Dalam rangka mendukung pemulihan ekonomi nasional, BNI mencatat banyak korporasi yang semakin adaptif dan terus semakin kuat menjadi katalis pemulihan ekonomi. Target utama BNI adalah nasabah-nasabah unggulan di masing-masing sektor, beserta dengan value chain business partnernya.

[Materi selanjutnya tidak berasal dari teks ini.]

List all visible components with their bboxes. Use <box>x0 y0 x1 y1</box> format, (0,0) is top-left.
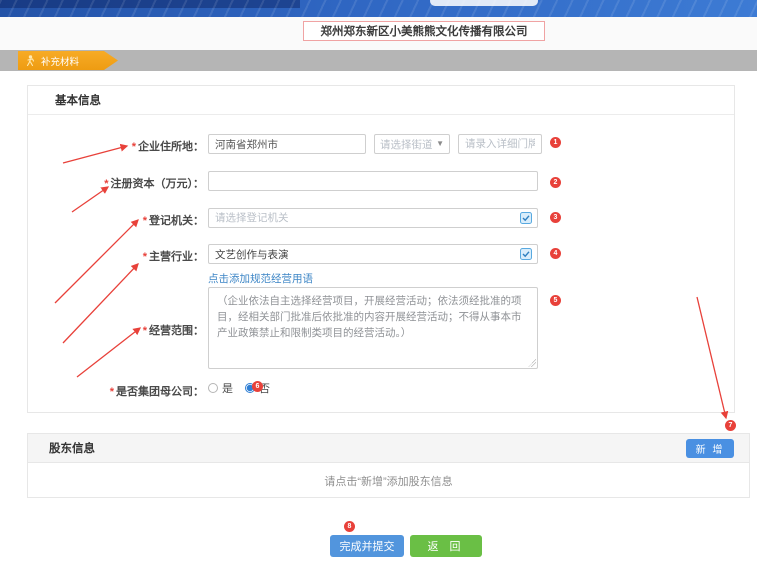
page: 郑州郑东新区小美熊熊文化传播有限公司 补充材料 基本信息 *企业住所地： 请选择… <box>0 0 757 565</box>
industry-input[interactable] <box>208 244 538 264</box>
add-standard-terms-link[interactable]: 点击添加规范经营用语 <box>208 271 313 286</box>
required-asterisk: * <box>132 141 136 153</box>
required-asterisk: * <box>110 386 114 398</box>
submit-button[interactable]: 完成并提交 <box>330 535 404 557</box>
annotation-badge-7: 7 <box>725 420 736 431</box>
breadcrumb-tab-supplement[interactable]: 补充材料 <box>18 51 118 70</box>
required-asterisk: * <box>143 325 147 337</box>
group-parent-label: *是否集团母公司： <box>28 383 204 399</box>
breadcrumb-tab-label: 补充材料 <box>41 54 79 68</box>
shareholder-title: 股东信息 <box>49 440 95 456</box>
add-shareholder-button[interactable]: 新 增 <box>686 439 734 458</box>
person-icon <box>26 55 35 66</box>
industry-picker-icon[interactable] <box>520 248 532 260</box>
shareholder-empty-hint: 请点击“新增”添加股东信息 <box>28 463 749 499</box>
street-select-value: 请选择街道 <box>380 137 433 152</box>
radio-yes[interactable] <box>208 383 218 393</box>
address-label: *企业住所地： <box>28 138 204 154</box>
banner-hatch-pattern <box>0 0 757 17</box>
annotation-badge-1: 1 <box>550 137 561 148</box>
group-parent-radio-group: 是 否 <box>208 381 278 395</box>
annotation-badge-5: 5 <box>550 295 561 306</box>
industry-label: *主营行业： <box>28 248 204 264</box>
top-banner <box>0 0 757 17</box>
authority-picker-icon[interactable] <box>520 212 532 224</box>
radio-yes-label[interactable]: 是 <box>222 380 233 396</box>
authority-input[interactable] <box>208 208 538 228</box>
required-asterisk: * <box>143 215 147 227</box>
scope-label: *经营范围： <box>28 322 204 338</box>
authority-label: *登记机关： <box>28 212 204 228</box>
annotation-badge-3: 3 <box>550 212 561 223</box>
address-city-input[interactable] <box>208 134 366 154</box>
annotation-badge-6: 6 <box>252 381 263 392</box>
scope-textarea[interactable]: （企业依法自主选择经营项目，开展经营活动；依法须经批准的项目，经相关部门批准后依… <box>208 287 538 369</box>
capital-label: *注册资本（万元）： <box>28 175 204 191</box>
required-asterisk: * <box>143 251 147 263</box>
scope-text: （企业依法自主选择经营项目，开展经营活动；依法须经批准的项目，经相关部门批准后依… <box>217 295 522 339</box>
annotation-badge-8: 8 <box>344 521 355 532</box>
shareholder-header: 股东信息 新 增 <box>28 434 749 463</box>
basic-info-section: 基本信息 *企业住所地： 请选择街道 ▼ *注册资本（万元）： *登记机关： *… <box>27 85 735 413</box>
annotation-badge-4: 4 <box>550 248 561 259</box>
shareholder-section: 股东信息 新 增 请点击“新增”添加股东信息 <box>27 433 750 498</box>
required-asterisk: * <box>104 178 108 190</box>
annotation-badge-2: 2 <box>550 177 561 188</box>
basic-info-title: 基本信息 <box>55 92 101 108</box>
banner-searchbox-remnant <box>430 0 538 6</box>
chevron-down-icon: ▼ <box>436 140 444 148</box>
company-name: 郑州郑东新区小美熊熊文化传播有限公司 <box>321 23 528 39</box>
back-button[interactable]: 返 回 <box>410 535 482 557</box>
resize-grip-icon[interactable] <box>528 359 536 367</box>
address-detail-input[interactable] <box>458 134 542 154</box>
capital-input[interactable] <box>208 171 538 191</box>
basic-info-header: 基本信息 <box>28 86 734 115</box>
street-select[interactable]: 请选择街道 ▼ <box>374 134 450 154</box>
company-name-box: 郑州郑东新区小美熊熊文化传播有限公司 <box>303 21 545 41</box>
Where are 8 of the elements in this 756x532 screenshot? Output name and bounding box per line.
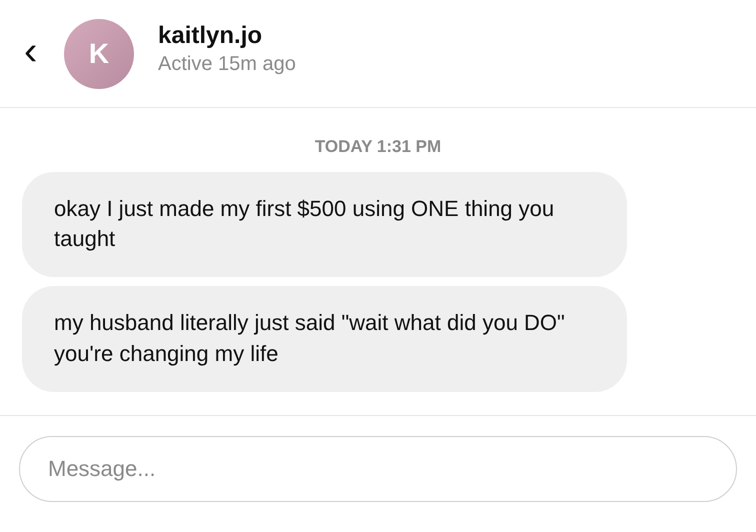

Direktur Corporate & International Banking BNI Silvano Rumantir menyampaikan, fokus BNI untuk ekspansi kepada nasabah blue chip dilakukan sejalan dengan kebijakan strategis yang sudah ditetapkan dalam Rencana Bisnis Bank (RBB) dengan kebijakan manajemen risiko yang prudent. Pertumbuhan bisnis segmen korporasi memberikan multiplier effect yang besar terhadap ekonomi dan dalam jangka panjang serta dapat menghasilkan portofolio bisnis yang berkelanjutan bagi perseroan.

Berita Terkait

Baca Juga : Kunjungan Menteri BUMN, BNI Amsterdam Tangkap Peluang Pasar Global

Pada semester pertama 2022 ini, BNI berhasil mencatatkan outstanding kredit korporasi sebesar Rp311,2 triliun, atau naik 8,28 persen secara tahunan (year on year/YoY) terutama didorong oleh pertumbuhan di segmen korporasi blue chip. Momentum penyaluran kredit korporasi BNI dalam beberapa kuartal terakhir semakin membaik dimana penyaluran kredit selama kuartal 2 di tahun ini merupakan yang tertinggi pasca pandemi.